Doch der Gerichtsspruch könnte auch wichtige Auswirkungen für Donald Trump und die Arbeit von Sonderermittler Jack Smith haben, der dem Ex-Präsidenten die Anstiftung zu dem Aufruhr nachzuweisen versucht. In der Washingtoner Anklageschrift werden die Proud Boys nämlich als „Donald Trumps Armee“ bezeichnet. Tatsächlich hatte Trump in der Fernsehdebatte mit Biden im September 2020 die misogyne rechte Schlägertruppe ausdrücklich aufgerufen: „Proud Boys, haltet euch bereit!“ Nachdem er im Dezember dann bei Twitter für den 6. Januar zu einer Demonstration in Washington aufgerufen hatte, die „wild“ werden solle, gründeten Tarrio und seine Gefährten insgeheim ein sogenanntes „Ministerium für Selbstverteidigung“.
Mit Funkgeräten und Baseballschlägern
Bei Trumps Kundgebung am 6. Januar außerhalb des Weißen Hauses waren nach Erkenntnissen der Behörden rund 200 Proud Boys anwesend. Einige trugen die typische schwarz-gelbe Kluft, andere Militärkleidung. Auf Videoaufnahmen sind auch Funkgeräte und Baseballschläger zu sehen. Nachdem der Ex-Präsident behauptet hatte, ihm sei der Wahlsieg gestohlen worden, zogen die Milizionäre mit den anderen Protestlern zum Kapitol. Bei der dortigen Erstürmung waren sie ganz vorne dabei und schlugen unter anderem mit einem Polizeischild ein Fenster des Parlamentsgebäudes ein.
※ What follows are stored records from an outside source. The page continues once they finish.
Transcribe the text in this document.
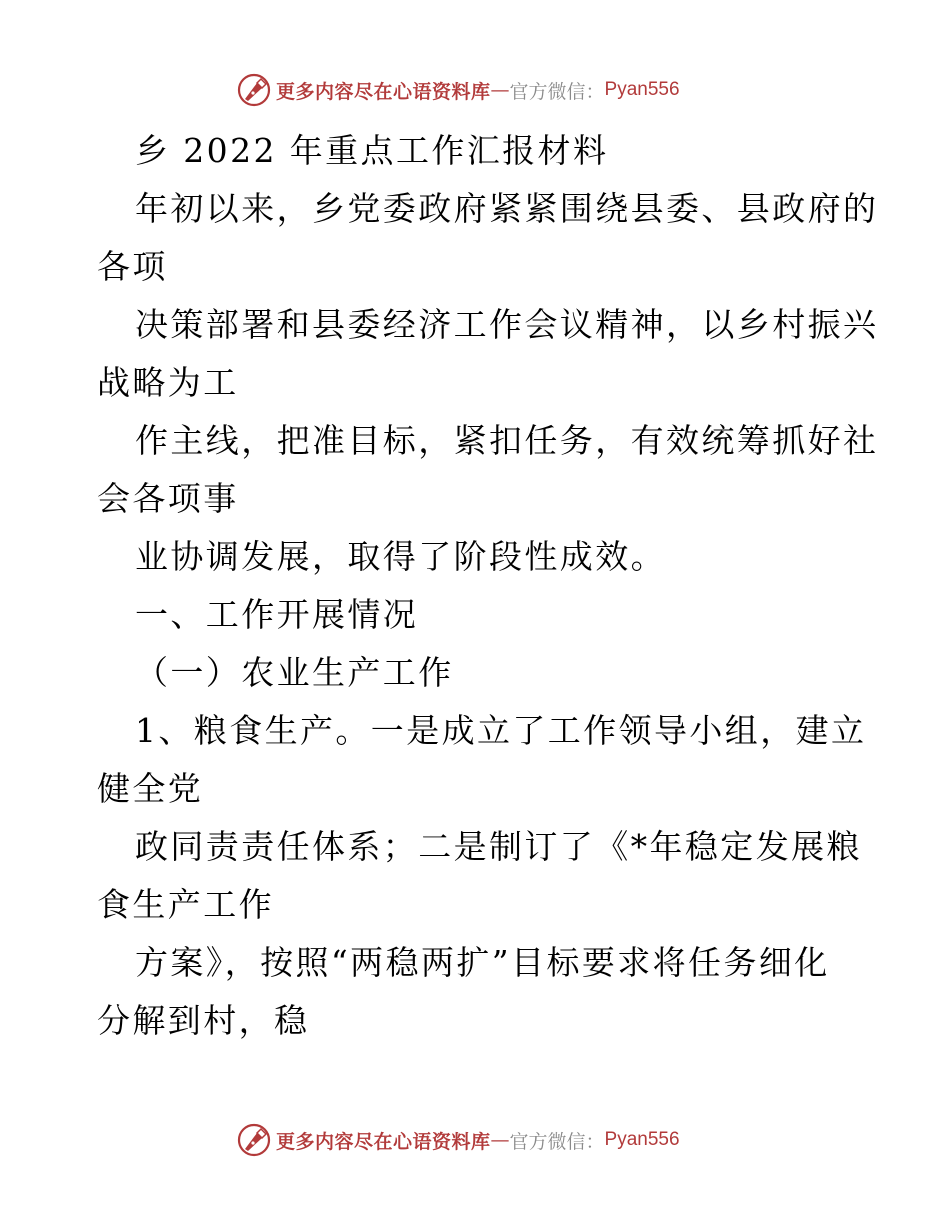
更多内容尽在心语资料库 — 官方微信： Pyan556
乡 2022 年重点工作汇报材料
年初以来，乡党委政府紧紧围绕县委、县政府的
各项
决策部署和县委经济工作会议精神，以乡村振兴
战略为工
作主线，把准目标，紧扣任务，有效统筹抓好社
会各项事
业协调发展，取得了阶段性成效。
一、工作开展情况
（一）农业生产工作
1、粮食生产。一是成立了工作领导小组，建立
健全党
政同责责任体系；二是制订了《*年稳定发展粮
食生产工作
方案》，按照“两稳两扩”目标要求将任务细化
分解到村，稳
更多内容尽在心语资料库 — 官方微信： Pyan556
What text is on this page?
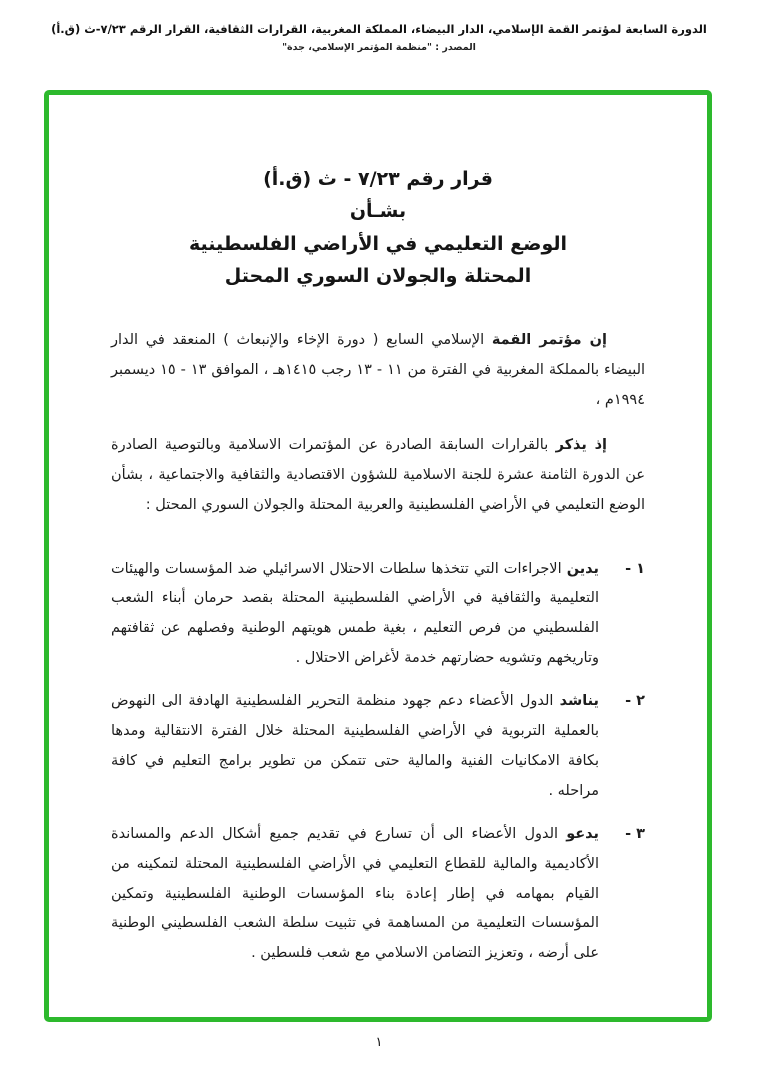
الدورة السابعة لمؤتمر القمة الإسلامي، الدار البيضاء، المملكة المغربية، القرارات الثقافية، القرار الرقم ٧/٢٣-ث (ق.أ)
المصدر : "منظمة المؤتمر الإسلامي، جدة"
قرار رقم ٧/٢٣ - ث (ق.أ)
بشـأن
الوضع التعليمي في الأراضي الفلسطينية
المحتلة والجولان السوري المحتل

إن مؤتمر القمة الإسلامي السابع ( دورة الإخاء والإنبعاث ) المنعقد في الدار البيضاء بالمملكة المغربية في الفترة من ١١ - ١٣ رجب ١٤١٥هـ ، الموافق ١٣ - ١٥ ديسمبر ١٩٩٤م ،

إذ يذكر بالقرارات السابقة الصادرة عن المؤتمرات الاسلامية وبالتوصية الصادرة عن الدورة الثامنة عشرة للجنة الاسلامية للشؤون الاقتصادية والثقافية والاجتماعية ، بشأن الوضع التعليمي في الأراضي الفلسطينية والعربية المحتلة والجولان السوري المحتل :

١ -
يدين الاجراءات التي تتخذها سلطات الاحتلال الاسرائيلي ضد المؤسسات والهيئات التعليمية والثقافية في الأراضي الفلسطينية المحتلة بقصد حرمان أبناء الشعب الفلسطيني من فرص التعليم ، بغية طمس هويتهم الوطنية وفصلهم عن ثقافتهم وتاريخهم وتشويه حضارتهم خدمة لأغراض الاحتلال .
٢ -
يناشد الدول الأعضاء دعم جهود منظمة التحرير الفلسطينية الهادفة الى النهوض بالعملية التربوية في الأراضي الفلسطينية المحتلة خلال الفترة الانتقالية ومدها بكافة الامكانيات الفنية والمالية حتى تتمكن من تطوير برامج التعليم في كافة مراحله .
٣ -
يدعو الدول الأعضاء الى أن تسارع في تقديم جميع أشكال الدعم والمساندة الأكاديمية والمالية للقطاع التعليمي في الأراضي الفلسطينية المحتلة لتمكينه من القيام بمهامه في إطار إعادة بناء المؤسسات الوطنية الفلسطينية وتمكين المؤسسات التعليمية من المساهمة في تثبيت سلطة الشعب الفلسطيني الوطنية على أرضه ، وتعزيز التضامن الاسلامي مع شعب فلسطين .
١
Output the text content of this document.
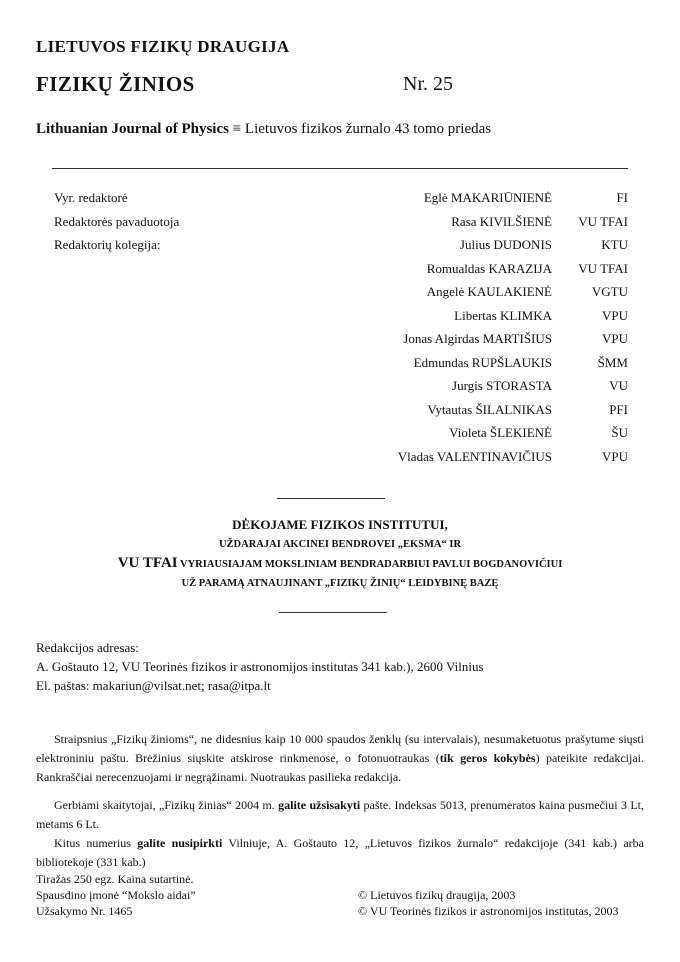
LIETUVOS FIZIKŲ DRAUGIJA
FIZIKŲ ŽINIOS	Nr. 25
Lithuanian Journal of Physics ≡ Lietuvos fizikos žurnalo 43 tomo priedas
Vyr. redaktorė	Eglė MAKARIŪNIENĖ	FI
Redaktorės pavaduotoja	Rasa KIVILŠIENĖ VU TFAI
Redaktorių kolegija:	Julius DUDONIS	KTU
Romualdas KARAZIJA VU TFAI
Angelė KAULAKIENĖ	VGTU
Libertas KLIMKA	VPU
Jonas Algirdas MARTIŠIUS	VPU
Edmundas RUPŠLAUKIS	ŠMM
Jurgis STORASTA	VU
Vytautas ŠILALNIKAS	PFI
Violeta ŠLEKIENĖ	ŠU
Vladas VALENTINAVIČIUS	VPU
DĖKOJAME FIZIKOS INSTITUTUI,
UŽDARAJAI AKCINEI BENDROVEI „EKSMA“ IR
VU TFAI VYRIAUSIAJAM MOKSLINIAM BENDRADARBIUI PAVLUI BOGDANOVIČIUI
UŽ PARAMĄ ATNAUJINANT „FIZIKŲ ŽINIŲ“ LEIDYBINĘ BAZĘ
Redakcijos adresas:
A. Goštauto 12, VU Teorinės fizikos ir astronomijos institutas 341 kab.), 2600 Vilnius
El. paštas: makariun@vilsat.net; rasa@itpa.lt
Straipsnius „Fizikų žinioms“, ne didesnius kaip 10 000 spaudos ženklų (su intervalais), nesumaketuotus prašytume siųsti elektroniniu paštu. Brėžinius siųskite atskirose rinkmenose, o fotonuotraukas (tik geros kokybės) pateikite redakcijai. Rankraščiai nerecenzuojami ir negrąžinami. Nuotraukas pasilieka redakcija.
Gerbiami skaitytojai, „Fizikų žinias“ 2004 m. galite užsisakyti pašte. Indeksas 5013, prenumeratos kaina pusmečiui 3 Lt, metams 6 Lt.
Kitus numerius galite nusipirkti Vilniuje, A. Goštauto 12, „Lietuvos fizikos žurnalo“ redakcijoje (341 kab.) arba bibliotekoje (331 kab.)
Tiražas 250 egz. Kaina sutartinė.
Spausdino įmonė “Mokslo aidai”
Užsakymo Nr. 1465
© Lietuvos fizikų draugija, 2003
© VU Teorinės fizikos ir astronomijos institutas, 2003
Proud-Boys-Anführer Tarrio freilich verfolgte die Aktion aus 50 Kilometern Entfernung in Baltimore. Er war am Vortag nach der öffentlichen Verbrennung einer Black-Lives-Matter-Fahne aus Washington ausgewiesen worden. Das Gericht sah es aber als erwiesen an, dass er die gewaltsame Aktion verantwortet und im Hintergrund organisiert hatte. In den sozialen Medien feuerte er seine Mitglieder an: „Tut, was getan werden muss!“
Die 2016 gegründeten Proud Boys bezeichnen sich selbst als „westliche Chauvinisten“ und gelten als die aktivste rechtsextreme Gruppe in den USA. Sie liefern sich regelmäßig Straßenkämpfe mit linken Aktivisten. In Kanada werden die neofaschistischen „Hipster-Rassisten“, die strenge Aufnahmerituale pflegen, von den Behörden als terroristische Vereinigung eingestuft.